Я ни слова не понял из его воплей, выходило у него что-то вроде:
– Я м-аать твоюю, тебяяя, убыть час назад, вставай и дергай! И по фиг мне все, нельзя больше!!!
По-видимому, милиционер (или все-таки полицейский?) был в стельку пьян[35], но спорить было глупо, и я позволил вытолкать меня на свободу взашей, правда, на прощание пропел пару рулад, сладких славянскому уху, когда славяне не в духе.
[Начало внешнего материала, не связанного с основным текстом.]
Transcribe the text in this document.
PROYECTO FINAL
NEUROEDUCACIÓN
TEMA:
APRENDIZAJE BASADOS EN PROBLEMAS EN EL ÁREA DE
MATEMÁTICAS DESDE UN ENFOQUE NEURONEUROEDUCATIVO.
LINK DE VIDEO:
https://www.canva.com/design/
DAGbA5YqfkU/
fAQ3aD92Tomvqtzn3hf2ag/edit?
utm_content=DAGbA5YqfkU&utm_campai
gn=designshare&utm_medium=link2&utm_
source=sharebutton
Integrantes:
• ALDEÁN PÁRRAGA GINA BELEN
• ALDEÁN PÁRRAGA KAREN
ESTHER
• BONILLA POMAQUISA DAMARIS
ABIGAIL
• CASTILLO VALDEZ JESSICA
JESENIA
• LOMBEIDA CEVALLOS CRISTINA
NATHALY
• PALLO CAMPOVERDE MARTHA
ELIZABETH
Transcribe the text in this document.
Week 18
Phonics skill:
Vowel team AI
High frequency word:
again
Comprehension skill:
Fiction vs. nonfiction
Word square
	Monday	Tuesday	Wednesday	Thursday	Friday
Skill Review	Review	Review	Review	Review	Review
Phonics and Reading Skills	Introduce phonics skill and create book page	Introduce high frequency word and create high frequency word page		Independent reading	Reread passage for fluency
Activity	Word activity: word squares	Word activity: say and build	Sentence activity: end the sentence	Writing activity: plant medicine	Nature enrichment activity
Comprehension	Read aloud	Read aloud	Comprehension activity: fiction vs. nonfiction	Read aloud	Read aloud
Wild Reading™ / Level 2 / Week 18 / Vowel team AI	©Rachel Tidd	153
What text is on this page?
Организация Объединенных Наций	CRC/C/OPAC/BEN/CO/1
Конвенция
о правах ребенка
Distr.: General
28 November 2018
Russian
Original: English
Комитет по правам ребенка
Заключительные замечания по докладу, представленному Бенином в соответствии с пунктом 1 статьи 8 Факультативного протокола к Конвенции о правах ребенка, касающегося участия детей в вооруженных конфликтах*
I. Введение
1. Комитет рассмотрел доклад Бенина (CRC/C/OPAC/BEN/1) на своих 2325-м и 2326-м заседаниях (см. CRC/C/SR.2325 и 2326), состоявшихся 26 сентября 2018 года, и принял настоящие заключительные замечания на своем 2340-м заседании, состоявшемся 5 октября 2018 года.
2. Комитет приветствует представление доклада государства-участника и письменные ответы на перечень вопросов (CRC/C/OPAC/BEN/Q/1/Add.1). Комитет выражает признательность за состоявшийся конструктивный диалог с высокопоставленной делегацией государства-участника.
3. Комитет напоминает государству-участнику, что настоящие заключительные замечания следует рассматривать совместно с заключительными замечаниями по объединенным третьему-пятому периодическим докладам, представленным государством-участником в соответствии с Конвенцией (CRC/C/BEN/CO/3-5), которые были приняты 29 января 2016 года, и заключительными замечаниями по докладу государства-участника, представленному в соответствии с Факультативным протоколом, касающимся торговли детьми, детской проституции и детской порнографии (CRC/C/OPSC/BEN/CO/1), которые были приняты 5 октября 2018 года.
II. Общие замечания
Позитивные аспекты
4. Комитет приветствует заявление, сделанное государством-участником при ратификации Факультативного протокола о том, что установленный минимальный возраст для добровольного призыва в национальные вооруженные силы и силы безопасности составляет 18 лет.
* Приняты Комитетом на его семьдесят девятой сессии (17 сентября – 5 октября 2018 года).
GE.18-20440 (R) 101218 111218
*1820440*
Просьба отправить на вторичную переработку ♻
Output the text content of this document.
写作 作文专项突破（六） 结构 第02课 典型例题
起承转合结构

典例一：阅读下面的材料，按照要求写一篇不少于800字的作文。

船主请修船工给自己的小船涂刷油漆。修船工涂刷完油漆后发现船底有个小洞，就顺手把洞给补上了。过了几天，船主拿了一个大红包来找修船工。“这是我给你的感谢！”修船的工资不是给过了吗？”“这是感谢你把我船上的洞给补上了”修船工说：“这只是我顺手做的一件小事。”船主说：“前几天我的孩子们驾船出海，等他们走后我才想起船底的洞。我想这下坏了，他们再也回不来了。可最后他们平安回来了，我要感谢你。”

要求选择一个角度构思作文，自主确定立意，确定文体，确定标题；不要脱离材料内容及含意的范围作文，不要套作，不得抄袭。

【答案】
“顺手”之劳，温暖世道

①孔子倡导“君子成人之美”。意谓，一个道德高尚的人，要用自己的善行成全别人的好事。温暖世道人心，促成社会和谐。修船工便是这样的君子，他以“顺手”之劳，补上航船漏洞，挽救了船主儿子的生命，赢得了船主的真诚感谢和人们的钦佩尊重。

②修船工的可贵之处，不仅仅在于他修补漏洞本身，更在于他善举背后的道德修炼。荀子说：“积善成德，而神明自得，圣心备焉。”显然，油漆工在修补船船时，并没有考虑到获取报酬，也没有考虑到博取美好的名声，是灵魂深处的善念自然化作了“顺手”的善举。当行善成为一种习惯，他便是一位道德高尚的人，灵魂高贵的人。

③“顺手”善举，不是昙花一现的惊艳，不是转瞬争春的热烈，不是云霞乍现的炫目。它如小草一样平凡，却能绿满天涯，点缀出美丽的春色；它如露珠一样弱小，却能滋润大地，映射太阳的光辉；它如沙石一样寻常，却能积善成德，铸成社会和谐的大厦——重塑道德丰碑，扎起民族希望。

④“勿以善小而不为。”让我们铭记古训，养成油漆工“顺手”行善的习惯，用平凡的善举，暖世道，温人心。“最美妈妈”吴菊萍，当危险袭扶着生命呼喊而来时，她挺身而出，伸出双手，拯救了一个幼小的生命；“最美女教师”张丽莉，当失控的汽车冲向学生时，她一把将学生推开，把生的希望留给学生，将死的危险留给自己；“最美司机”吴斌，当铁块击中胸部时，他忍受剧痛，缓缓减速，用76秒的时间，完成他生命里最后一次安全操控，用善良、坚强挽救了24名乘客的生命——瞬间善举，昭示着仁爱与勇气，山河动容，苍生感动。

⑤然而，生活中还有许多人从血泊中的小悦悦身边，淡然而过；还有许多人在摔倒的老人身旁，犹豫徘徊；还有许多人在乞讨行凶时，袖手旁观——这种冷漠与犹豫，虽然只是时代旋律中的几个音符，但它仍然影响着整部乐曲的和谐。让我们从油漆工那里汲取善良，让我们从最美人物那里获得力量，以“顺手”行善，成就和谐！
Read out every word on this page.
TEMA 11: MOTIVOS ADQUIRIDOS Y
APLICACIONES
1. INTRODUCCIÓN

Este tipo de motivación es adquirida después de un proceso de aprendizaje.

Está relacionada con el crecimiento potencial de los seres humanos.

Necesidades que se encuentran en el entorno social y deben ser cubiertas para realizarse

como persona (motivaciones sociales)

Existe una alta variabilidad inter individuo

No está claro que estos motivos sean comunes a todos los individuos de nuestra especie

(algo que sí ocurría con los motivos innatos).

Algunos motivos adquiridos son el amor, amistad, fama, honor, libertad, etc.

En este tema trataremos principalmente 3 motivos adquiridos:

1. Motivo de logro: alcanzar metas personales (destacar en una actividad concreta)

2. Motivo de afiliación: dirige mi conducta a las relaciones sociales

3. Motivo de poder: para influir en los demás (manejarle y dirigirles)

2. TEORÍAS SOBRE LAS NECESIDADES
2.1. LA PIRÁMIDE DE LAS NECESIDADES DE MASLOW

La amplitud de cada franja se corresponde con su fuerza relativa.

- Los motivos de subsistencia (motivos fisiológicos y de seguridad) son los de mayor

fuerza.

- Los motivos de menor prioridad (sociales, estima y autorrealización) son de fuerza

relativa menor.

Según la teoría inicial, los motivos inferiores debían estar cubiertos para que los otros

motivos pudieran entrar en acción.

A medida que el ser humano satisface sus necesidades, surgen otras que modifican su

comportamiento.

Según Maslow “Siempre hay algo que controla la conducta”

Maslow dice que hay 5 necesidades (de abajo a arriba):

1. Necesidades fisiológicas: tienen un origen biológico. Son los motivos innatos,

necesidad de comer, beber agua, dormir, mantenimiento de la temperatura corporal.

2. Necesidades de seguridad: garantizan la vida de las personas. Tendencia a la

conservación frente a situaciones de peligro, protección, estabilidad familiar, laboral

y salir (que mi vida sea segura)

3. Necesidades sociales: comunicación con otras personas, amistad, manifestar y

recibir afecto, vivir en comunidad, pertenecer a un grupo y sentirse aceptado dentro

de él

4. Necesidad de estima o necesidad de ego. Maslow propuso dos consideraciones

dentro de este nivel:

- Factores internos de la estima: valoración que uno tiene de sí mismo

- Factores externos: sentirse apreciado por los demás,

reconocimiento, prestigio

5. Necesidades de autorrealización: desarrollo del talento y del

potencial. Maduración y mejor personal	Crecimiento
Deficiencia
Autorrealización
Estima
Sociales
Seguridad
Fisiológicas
Хотел пустить еще вонючих ветров, но меня уже выставили. Денег, естественно, не было, еще и посетило удивительное желание закурить. А не курил я лет десять, наверное, но навеяло: «…и я откинулся такой базар-вокзал: глазел на шлюх и мирно кушал пончик…» М-да, русский шансон, это вам не вздохи на скамейке: «…и на руке расцвел, с чайками Магадан…» И все эти «Владимирские централы» с такой силой нажали мне на черепную коробку изнутри, что я затряс головой и испытал чувство падения и безысходности от внезапного понимания тускло-нецветного восприятия окружающего мира тех людей, которые пишут такие песни, и тех, кто ими наслаждается.
Воистину прав Патанжали[36], что снизу миров не существует, есть только уровни сознания, а спуск в нижние слои этих уровней и есть ад кромешный о семи кругах.
Захотелось встать на колени и покликушествовать в стиле Данте Алигьери: а круги те холодные, обмороженные. От одного до другого иди-иди, не дойдешь, не доедешь, в каждом круге-то смотрящий сидит, покрикивает. А в деснице-то[37] у него плеточка, а в шуйце-то[38] вазелин: знай себе – наказывай…
Думаю, неплохую выручку бы собрал с сердобольных христиан. Нищих много на Руси, а блаженных – единицы, опять же идея оригинальная, никаких там: сами мы не местные, дайте денег на обратную дорогу и т. д.
Не знаю, как вы, но я нищим денег всегда даю, бог тебе дает – «за что» не спрашивает, и ты не думай, просят – дай, если есть.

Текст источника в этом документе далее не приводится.